Astros position breakdown: first base
Before we break down how the Astros shape up at first base, here’s a reminder that in the next few days I plan to answer some of your questions with a long-awaited Inbox. So if you have some questions you want answered about the Astros, click here.
Now, let’s get back to our series on examing the Astros one position at a time. Today’s topic is first base. And boy, how things have changed at first base in the last few months.
2010 Opening Day starter: Geoff Blum (Lance Berkman would have been starter if not injured).
2010 end-of-season starters: Brett Wallace/Carlos Lee.
Others who were in the mix: Pedro Feliz.
Combined stats of Astros first basemen: .241 BA/.332 OBP/.397 SLG, 30 doubles, 19 homers, 80 RBIs, 72 walks, 127 strikeouts, 585 at-bats.
Free agents: Blum (mutual option for 2011 was not exercised).
Arbitration eligible: None.
What happened: Lance Berkman injured his knee in the middle of Spring Training and had to undergo surgery, which put him out for the first 12 games of the season. Pedro Feliz, who was signed to be the starting third baseman, and veteran utility man Geoff Blum shared the first base duties until Berkman returned to the lineup, April 20, against the Marlins.
Berkman got off to a terrible start at the plate and never really recovered, which along with the early offensive woes by fellow sluggers Hunter Pence and Carlos Lee put the Astros in a huge hole in the NL Central. The Big Puma hit .242 in April and .221 in May and had five homers in his first 37 games. He managed to hit .278 in June, but had only two homers. That forced the Astros to come to the conclusion they wouldn’t pick up his $15 million option for 2011 and they wound up trading him to the Yankees at the Trade Deadline in exchange for right-hander Mark Melancon and Minor League infielder Jimmy Paredes.
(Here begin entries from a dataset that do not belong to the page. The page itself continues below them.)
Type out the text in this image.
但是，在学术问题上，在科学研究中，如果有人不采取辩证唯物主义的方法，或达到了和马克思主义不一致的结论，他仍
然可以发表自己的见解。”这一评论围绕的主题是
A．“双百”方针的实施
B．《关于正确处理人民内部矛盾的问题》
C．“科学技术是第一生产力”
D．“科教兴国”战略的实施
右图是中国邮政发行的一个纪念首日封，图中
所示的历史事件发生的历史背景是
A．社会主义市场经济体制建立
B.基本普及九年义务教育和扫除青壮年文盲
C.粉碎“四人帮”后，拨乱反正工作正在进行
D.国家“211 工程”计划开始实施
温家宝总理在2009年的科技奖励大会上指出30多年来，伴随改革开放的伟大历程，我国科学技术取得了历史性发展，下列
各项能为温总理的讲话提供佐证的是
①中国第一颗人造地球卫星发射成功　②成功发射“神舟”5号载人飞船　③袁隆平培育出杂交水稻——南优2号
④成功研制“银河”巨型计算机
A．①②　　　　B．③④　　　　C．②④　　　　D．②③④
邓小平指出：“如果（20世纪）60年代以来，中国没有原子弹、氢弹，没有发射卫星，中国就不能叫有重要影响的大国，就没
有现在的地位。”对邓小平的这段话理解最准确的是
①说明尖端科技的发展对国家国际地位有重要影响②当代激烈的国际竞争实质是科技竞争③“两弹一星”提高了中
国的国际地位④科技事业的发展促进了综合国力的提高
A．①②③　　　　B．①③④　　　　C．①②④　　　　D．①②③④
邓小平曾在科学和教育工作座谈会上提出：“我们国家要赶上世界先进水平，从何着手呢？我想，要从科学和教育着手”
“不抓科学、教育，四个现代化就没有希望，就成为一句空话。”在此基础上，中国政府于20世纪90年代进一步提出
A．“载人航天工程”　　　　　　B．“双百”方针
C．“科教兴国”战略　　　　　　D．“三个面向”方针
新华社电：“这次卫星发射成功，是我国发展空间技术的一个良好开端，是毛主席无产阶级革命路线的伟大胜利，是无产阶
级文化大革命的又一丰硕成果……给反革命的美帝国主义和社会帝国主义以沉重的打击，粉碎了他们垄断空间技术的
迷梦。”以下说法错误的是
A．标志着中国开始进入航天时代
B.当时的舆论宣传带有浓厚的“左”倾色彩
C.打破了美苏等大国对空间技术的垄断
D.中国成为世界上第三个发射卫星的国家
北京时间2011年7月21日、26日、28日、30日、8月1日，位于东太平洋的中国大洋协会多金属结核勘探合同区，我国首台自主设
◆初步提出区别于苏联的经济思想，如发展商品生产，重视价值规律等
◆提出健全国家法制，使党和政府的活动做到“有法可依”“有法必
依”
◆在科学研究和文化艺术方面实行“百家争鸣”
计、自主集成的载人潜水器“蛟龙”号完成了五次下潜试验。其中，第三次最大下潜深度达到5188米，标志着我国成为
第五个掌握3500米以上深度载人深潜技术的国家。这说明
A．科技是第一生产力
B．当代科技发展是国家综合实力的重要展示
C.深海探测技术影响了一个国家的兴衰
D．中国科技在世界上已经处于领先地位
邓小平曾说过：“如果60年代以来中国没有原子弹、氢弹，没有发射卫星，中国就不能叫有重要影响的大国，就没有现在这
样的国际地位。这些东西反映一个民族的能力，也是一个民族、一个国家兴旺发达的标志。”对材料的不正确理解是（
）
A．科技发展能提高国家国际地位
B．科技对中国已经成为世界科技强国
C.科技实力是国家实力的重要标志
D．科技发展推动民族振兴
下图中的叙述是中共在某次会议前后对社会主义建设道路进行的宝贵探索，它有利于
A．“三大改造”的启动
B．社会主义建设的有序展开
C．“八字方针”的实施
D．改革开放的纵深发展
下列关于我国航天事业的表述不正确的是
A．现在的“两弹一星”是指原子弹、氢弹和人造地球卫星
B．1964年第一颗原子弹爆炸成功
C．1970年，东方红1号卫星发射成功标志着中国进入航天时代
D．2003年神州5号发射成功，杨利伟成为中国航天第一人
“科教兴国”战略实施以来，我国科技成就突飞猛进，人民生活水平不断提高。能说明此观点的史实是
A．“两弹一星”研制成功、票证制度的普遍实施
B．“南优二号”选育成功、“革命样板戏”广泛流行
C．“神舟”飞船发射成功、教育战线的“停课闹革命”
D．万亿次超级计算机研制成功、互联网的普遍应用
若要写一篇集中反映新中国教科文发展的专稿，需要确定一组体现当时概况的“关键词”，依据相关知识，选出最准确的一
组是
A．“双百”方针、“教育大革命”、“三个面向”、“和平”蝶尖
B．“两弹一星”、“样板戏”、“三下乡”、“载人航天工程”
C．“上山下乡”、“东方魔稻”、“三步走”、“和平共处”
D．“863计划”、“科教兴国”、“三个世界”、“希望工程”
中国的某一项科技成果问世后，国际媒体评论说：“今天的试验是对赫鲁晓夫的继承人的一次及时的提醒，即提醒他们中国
Berkman is one of the Astros’ top five offensive players in club history, and watching him get traded away only hours after Roy Oswalt was dealt to the Phillies was quite a shock. Whether Berkman has any game left remained to be seen, but it was clear the Astros were ready to get younger. Brett Wallace, one of the players they acquired in the Oswalt deal in a secondary trade with Toronto, was plugged in as the starter at first base.
Wallace got off to a nice start in his first week on the job in his Major League debut, but he scuffled offensively for much of the season. The power numbers he put up in the Minor Leagues never materialized. Wallace hit just two homers in 144 at-bats and struck out 50 times, but his September was better than his August at the plate and he turned out to be a surprisingly adept defensive first baseman despite his large frame. Wallace hit .222/.296/.319 with two homers and 13 RBIs.
He didn’t hit right-handers (.218) or left-handers (.240) exceptionally well, but found himself splitting time at first base in the final three weeks of the season with Lee, the team’s starting left fielder. Lee started nine of the final 18 games at first base – primarily against lefties – and was adequate defensively, though not nearly as good as Wallace. Lee hit .235/.257/.456 with four homers and 14 RBIs in 19 games as a first baseman.
Feliz saw occasional time at first base before he was let go, and Blum made 10 starts at the position.
What’s next: Considering Wallace has only 144 career Major League at-bats to his name, the Astros are going into next season with him penciled in as the starting first baseman of the future. The one thing that stands in his way is Lee. It wasn’t by accident that the Astros got a long look at El Caballo at first base in September, and it’s not a stretch to consider Lee will come to Spring Training with a shot to be the starting first baseman on Opening Day.
Not only would this give Wallace some more at-bats in the Minor Leagues, but it would allow the Astros to free up a spot in left field for somebody with more range and a better arm than Lee, who is not a good outfielder. Had Wallace come to the Astros and tore the cover off the baseball in Chris Johnson fashion, Lee likely never would have been taken out of the outfield at any point last season.
Who’s on the farm: Like many of the Astros’ positions, you’ll have to go down to Double-A Corpus Christi to find a player who might have a long-term future at first base with the big club. Koby Clemens started at first for the Hooks and was named team Most Valuable Player after hitting .241 with 26 home runs, 85 RBIs and a .350 on-base percentage. The jury’s out on whether he can be a Major League first baseman, but he might get a shot to come to Major League camp next spring.
Mark Ori (.284) and Brian Pellegrini (.283, 16 homers, 45 RBIs) put up good offensive numbers in Class A Lancaster, and Houston native Kody Hinze had a breakout season at Class A Lexington, hitting .277 with 19 homers and 97 RBIs.
In summary: Unless the Astros acquire another player they feel could start at first base, they will come to camp with Wallace and Lee in the mix. It’s probably going to be up to Wallace’s bat to decide who’s going to be manning first base when the season begins next April in Philadelphia. Don’t be surprised to see an older veteran in camp in the mold of Darin Erstad and Geoff Blum who could play first base in a backup role.